= Fela Perelman =

Fela Perelman

Fela Perelman (July 20, 1909 – September 17, 1991) was a writer, Zionist and Belgian resistance fighter. During the World War II she contributed to the rescue of hundreds of Jewish children.
== Early life and education ==
Fela (Félicie) Liwer was born in Bedzin, Poland. At age 19, she moved to Brussels to study history, also obtaining a degree in educational psychology at the ULB. She met Chaïm Perelman at the school and married him in 1935; they had one daughter. She obtained a PhD, with a thesis on the Belgium and Poland revolts of 1830. She was a member of the Jewish Students' Association at ULB. Prior to the war she was an assistant to Aryeh Leon Kubowitzki at the World Jewish Congress branch in Brussels:

==World War II==
In 1940 when World War II broke out, her plans for a career in teaching and writing books was called into question. At the beginning of the German occupation of Belgium, she organised care parcels for Jewish prisoners of Fort Breendonk. In the autumn of 1942, she participated, with her husband, in the establishment of the Committee for the Defence of Jews (CDJ) alongside Hertz and Yvonne Jospa. While Chaïm Perelman took care of Jewish adults and the distribution of underground newspapers, Fela Perelman participated in the activities of the CDJ's youth section. She established four Jewish kindergartens in Brussels (including Nos Petits in Uccle.) In 1942, in collaboration with the National Children's Welfare Organization (ONE), when the roundups and deportations of Jews from Belgium began, she entrusted these children to the CDJ for their safety. The children were often hidden in Catholic families or institutions. Vincent Genin reported that after the war sometimes strong disputes developed with the CDJ, which was accused of wanting to take back all these children by force if necessary. The CDJ recruited many childcare workers, including Jeanne Daman, who was later recognized as a Righteous Among the Nations. Hundreds of Jewish children were saved from Nazi persecution thanks to these shelters. Faced with worsening repression and an increase in the number of roundups, Fela Perelman and Jeanne Daman developed a network to place Jewish women as domestic servants in families.

==Post-war==
After the war, Fela Perelman, true to her Zionist convictions, concerned herself with the "survivors" who wished to emigrate to Palestine. "She used her intelligence and persuasive skills" to obtain genuine visas and forged passes, seeking out refugees to help them cross borders. She leveraged her persuasive abilities and the high-level contacts she had cultivated during and after the war to facilitate the departure of two ships carrying Jewish immigrants to Palestine, whose gates were still closed by the mandatory power. The Hachayal Haïvri, left Antwerp on July 14, 1947, and the Tel Chai, which departed from Sète in 1946, carrying orphans from Bergen-Belsen who transited through Belgium. A third ship, the Theodor Herzl, also departing from Sète, carrying over two thousand passengers, including 1500 people brought from Belgium by Fela Perelman, was stopped by British forces.

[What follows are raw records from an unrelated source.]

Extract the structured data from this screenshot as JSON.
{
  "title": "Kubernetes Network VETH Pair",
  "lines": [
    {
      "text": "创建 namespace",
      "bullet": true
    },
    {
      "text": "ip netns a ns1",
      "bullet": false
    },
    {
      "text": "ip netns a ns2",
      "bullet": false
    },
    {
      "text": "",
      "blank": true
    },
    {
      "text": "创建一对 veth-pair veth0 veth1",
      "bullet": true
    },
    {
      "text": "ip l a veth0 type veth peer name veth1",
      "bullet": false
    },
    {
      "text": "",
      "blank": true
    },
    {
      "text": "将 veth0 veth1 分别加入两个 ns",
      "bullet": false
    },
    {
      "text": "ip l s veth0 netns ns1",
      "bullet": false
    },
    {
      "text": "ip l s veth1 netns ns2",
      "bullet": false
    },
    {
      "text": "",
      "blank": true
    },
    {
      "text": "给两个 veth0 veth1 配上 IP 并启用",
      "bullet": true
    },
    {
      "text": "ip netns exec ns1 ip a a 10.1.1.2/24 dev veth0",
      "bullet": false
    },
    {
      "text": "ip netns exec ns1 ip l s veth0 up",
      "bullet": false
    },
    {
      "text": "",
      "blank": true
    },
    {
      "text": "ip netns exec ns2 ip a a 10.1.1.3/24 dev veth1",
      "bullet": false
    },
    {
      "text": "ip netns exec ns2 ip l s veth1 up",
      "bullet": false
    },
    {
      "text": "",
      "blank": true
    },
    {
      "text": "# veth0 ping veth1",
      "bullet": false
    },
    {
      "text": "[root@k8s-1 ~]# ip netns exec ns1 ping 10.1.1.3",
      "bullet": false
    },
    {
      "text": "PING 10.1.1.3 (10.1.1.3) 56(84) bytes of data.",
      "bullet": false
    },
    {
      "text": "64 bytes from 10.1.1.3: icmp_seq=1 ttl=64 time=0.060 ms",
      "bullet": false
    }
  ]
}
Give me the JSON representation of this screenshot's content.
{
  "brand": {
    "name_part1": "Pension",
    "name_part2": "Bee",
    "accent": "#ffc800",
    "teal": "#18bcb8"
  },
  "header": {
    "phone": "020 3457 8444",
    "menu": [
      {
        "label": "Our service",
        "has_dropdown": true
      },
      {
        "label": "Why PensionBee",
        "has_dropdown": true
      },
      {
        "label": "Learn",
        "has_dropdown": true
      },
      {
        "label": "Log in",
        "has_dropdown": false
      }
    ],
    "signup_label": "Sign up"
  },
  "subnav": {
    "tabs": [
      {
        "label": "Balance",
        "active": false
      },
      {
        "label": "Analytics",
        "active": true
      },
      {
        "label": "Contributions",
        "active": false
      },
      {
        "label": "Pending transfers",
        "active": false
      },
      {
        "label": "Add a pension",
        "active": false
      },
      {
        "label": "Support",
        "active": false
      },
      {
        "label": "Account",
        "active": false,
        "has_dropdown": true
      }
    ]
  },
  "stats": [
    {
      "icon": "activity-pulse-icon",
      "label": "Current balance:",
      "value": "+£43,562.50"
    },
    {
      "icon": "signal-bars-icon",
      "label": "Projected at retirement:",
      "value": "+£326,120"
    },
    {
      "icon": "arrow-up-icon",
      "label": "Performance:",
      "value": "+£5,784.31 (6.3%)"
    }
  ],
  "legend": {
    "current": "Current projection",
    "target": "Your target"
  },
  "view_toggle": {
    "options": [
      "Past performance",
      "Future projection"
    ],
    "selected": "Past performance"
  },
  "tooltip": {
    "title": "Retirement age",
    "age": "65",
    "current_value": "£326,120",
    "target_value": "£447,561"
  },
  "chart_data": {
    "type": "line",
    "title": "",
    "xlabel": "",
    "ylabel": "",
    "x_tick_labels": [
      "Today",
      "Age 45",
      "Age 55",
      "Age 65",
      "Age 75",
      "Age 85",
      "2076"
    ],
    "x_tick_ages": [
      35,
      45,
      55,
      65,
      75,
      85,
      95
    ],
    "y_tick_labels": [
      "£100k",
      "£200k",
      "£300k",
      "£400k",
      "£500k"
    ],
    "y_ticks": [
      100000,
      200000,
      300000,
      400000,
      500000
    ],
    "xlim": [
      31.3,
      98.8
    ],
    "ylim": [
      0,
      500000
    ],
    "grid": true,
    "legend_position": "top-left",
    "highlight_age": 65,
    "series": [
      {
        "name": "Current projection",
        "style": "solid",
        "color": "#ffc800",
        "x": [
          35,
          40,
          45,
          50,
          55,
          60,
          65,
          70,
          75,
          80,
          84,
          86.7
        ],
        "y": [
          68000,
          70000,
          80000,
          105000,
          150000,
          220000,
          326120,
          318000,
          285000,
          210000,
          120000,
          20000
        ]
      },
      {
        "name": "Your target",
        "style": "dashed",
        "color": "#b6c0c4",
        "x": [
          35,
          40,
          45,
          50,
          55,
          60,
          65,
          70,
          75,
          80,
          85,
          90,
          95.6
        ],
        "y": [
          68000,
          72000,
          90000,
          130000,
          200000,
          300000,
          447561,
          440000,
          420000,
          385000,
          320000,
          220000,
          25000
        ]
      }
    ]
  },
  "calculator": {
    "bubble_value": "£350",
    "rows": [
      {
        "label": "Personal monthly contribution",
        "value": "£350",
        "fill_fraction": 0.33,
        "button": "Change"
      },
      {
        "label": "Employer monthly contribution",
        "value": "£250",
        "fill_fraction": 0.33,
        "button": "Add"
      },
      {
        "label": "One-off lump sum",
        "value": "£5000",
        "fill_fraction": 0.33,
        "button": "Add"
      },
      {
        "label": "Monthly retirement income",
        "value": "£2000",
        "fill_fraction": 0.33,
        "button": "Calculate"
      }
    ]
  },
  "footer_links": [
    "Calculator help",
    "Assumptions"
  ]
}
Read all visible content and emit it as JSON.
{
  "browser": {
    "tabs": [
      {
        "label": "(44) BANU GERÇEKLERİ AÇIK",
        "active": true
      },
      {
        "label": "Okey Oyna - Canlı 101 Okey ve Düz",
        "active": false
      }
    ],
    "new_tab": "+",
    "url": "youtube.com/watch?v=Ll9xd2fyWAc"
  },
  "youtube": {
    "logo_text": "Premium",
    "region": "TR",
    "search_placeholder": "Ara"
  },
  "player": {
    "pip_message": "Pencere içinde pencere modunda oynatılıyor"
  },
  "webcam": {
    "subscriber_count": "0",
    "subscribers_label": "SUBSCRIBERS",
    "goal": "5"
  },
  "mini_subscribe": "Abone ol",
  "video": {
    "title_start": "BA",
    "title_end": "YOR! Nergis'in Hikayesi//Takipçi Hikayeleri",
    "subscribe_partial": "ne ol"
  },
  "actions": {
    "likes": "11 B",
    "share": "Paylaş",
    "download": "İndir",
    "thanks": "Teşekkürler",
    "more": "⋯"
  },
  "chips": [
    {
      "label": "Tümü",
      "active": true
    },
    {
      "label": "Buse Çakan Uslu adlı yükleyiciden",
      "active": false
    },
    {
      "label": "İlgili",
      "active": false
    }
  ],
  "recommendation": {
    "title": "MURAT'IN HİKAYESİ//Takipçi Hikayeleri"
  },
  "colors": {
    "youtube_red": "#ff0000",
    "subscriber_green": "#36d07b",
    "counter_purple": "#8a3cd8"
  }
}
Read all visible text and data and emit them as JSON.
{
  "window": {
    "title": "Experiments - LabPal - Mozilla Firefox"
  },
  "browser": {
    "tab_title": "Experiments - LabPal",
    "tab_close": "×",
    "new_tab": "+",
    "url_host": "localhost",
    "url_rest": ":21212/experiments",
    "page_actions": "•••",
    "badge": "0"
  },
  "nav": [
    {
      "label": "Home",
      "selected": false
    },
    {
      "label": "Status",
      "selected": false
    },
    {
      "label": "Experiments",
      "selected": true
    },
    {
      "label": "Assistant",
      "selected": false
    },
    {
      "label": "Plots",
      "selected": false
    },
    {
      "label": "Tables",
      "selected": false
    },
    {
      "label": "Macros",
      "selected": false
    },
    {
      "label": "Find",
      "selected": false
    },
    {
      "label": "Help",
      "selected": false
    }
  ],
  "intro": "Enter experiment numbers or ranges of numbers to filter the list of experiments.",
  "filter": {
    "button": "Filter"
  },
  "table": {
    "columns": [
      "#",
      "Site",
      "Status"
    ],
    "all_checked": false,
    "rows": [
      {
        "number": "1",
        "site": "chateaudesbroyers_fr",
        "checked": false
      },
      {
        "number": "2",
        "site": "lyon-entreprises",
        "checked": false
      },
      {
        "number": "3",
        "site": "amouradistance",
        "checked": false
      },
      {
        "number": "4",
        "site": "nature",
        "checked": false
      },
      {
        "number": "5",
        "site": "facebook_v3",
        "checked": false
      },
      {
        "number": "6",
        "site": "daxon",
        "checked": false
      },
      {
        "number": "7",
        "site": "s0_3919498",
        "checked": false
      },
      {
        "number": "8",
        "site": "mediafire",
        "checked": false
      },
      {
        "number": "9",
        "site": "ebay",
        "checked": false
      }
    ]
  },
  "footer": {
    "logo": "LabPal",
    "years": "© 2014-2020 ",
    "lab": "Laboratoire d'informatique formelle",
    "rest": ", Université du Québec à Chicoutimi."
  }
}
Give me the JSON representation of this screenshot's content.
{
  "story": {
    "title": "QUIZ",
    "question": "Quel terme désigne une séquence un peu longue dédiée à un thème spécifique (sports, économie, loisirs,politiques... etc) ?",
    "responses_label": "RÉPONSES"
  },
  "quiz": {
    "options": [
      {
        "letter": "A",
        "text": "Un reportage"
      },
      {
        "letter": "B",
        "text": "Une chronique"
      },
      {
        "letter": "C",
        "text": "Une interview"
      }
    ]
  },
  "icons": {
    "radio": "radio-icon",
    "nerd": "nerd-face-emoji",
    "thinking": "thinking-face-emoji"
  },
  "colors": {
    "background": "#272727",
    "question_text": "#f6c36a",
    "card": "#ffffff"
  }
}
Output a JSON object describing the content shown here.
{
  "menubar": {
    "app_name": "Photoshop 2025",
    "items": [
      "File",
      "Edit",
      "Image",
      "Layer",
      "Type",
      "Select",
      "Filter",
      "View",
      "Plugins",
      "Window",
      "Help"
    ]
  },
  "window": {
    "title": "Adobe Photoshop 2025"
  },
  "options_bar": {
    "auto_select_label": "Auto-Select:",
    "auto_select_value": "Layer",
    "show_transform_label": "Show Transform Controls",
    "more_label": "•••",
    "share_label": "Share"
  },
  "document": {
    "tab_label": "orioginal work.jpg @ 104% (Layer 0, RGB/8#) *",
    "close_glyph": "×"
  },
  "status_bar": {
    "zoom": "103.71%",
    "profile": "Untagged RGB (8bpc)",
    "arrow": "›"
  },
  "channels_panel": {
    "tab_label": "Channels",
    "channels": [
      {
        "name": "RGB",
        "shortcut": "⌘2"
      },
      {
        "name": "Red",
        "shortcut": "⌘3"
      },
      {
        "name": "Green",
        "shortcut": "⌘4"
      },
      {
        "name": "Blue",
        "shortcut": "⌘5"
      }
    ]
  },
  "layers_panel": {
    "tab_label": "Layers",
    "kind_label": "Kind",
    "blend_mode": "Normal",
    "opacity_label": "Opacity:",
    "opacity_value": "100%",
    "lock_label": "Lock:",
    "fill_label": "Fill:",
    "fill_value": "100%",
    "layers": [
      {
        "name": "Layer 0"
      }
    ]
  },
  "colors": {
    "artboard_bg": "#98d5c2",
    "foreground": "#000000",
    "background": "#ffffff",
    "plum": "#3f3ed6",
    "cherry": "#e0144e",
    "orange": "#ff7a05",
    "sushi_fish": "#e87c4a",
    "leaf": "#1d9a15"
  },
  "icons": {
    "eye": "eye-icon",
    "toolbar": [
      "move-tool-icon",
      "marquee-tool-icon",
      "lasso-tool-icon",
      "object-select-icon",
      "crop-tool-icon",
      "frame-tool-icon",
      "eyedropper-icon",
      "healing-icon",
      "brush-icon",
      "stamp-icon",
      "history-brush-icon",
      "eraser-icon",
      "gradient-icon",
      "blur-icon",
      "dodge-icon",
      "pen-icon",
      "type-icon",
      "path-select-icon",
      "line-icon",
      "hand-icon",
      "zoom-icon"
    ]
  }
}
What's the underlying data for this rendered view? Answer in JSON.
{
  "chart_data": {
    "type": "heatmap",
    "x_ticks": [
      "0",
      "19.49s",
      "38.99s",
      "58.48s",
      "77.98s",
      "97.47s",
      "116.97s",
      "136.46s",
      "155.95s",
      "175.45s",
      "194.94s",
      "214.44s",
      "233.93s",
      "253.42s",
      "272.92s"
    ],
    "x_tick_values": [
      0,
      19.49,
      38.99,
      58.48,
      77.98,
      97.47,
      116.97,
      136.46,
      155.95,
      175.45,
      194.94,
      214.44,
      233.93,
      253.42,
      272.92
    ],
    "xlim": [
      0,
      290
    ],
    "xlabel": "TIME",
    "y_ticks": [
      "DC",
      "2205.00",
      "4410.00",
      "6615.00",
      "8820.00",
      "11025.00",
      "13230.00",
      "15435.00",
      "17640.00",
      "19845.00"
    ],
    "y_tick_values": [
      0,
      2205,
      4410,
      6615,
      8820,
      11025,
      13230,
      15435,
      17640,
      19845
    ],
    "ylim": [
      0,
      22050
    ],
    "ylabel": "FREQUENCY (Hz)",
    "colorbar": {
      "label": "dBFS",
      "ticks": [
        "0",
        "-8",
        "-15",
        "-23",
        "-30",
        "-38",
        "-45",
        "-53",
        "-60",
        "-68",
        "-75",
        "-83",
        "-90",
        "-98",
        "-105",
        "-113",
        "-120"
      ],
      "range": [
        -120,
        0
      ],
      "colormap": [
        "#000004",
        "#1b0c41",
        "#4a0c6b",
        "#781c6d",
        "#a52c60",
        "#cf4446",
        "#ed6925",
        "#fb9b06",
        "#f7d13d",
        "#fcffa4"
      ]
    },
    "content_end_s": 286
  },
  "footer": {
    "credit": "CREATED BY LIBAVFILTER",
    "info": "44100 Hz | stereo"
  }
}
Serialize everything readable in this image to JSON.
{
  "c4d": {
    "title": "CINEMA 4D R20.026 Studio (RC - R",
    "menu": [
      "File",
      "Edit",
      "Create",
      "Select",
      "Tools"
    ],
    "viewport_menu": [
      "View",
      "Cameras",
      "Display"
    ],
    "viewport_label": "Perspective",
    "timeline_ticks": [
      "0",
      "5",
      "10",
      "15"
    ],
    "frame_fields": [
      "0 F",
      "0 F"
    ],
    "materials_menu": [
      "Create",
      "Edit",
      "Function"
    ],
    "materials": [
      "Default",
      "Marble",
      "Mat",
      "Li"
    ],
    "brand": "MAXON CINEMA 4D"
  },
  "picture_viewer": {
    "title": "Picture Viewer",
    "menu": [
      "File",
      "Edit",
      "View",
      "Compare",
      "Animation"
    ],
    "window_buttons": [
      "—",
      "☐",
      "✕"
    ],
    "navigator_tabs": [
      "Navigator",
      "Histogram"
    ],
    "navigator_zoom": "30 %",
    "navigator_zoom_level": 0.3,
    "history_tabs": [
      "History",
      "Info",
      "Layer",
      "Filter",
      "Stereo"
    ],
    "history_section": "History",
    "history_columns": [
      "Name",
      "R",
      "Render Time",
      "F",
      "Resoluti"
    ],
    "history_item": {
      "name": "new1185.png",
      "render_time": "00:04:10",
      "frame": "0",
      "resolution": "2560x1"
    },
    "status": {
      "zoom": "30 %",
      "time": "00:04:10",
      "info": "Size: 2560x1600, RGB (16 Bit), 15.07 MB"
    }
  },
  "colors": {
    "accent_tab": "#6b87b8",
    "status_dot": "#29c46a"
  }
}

The Perelman house, on Rue de la Pêcherie, was a meeting place and transit point for Israeli diplomats, politicians, intellectuals and artists staying in Belgium. In 1947, she founded the Association of Friends of the Hebrew University with her husband. Later, she helped found Belgian Friends (Les Amis Belges), which has long remained the privileged intermediary for relations between Belgium and Israel. She was the driving force behind the creation of an Institute of European Studies within the Hebrew University, which was established a year after her death. She met personalities such as Ben-Gurion, Golda Meir and Teddy Kollek. Fela Perelman was also a talented writer. Her first manuscript unfortunately disappeared during the exodus of May 1940. She published Inside the Whale in 1948.

==Personal==
Upon her husband's death, Fela Perelman donated her archives to the Free University of Brussels. She died on September 17, 1991 in Salt Lake City, where she had travelled to attend her granddaughter's wedding. Noémie Perelman Mattis, the couple's daughter, survived the war as a hidden child and became a psychologist. Mattis donated other archives of her parents to the United States Holocaust Memorial Museum.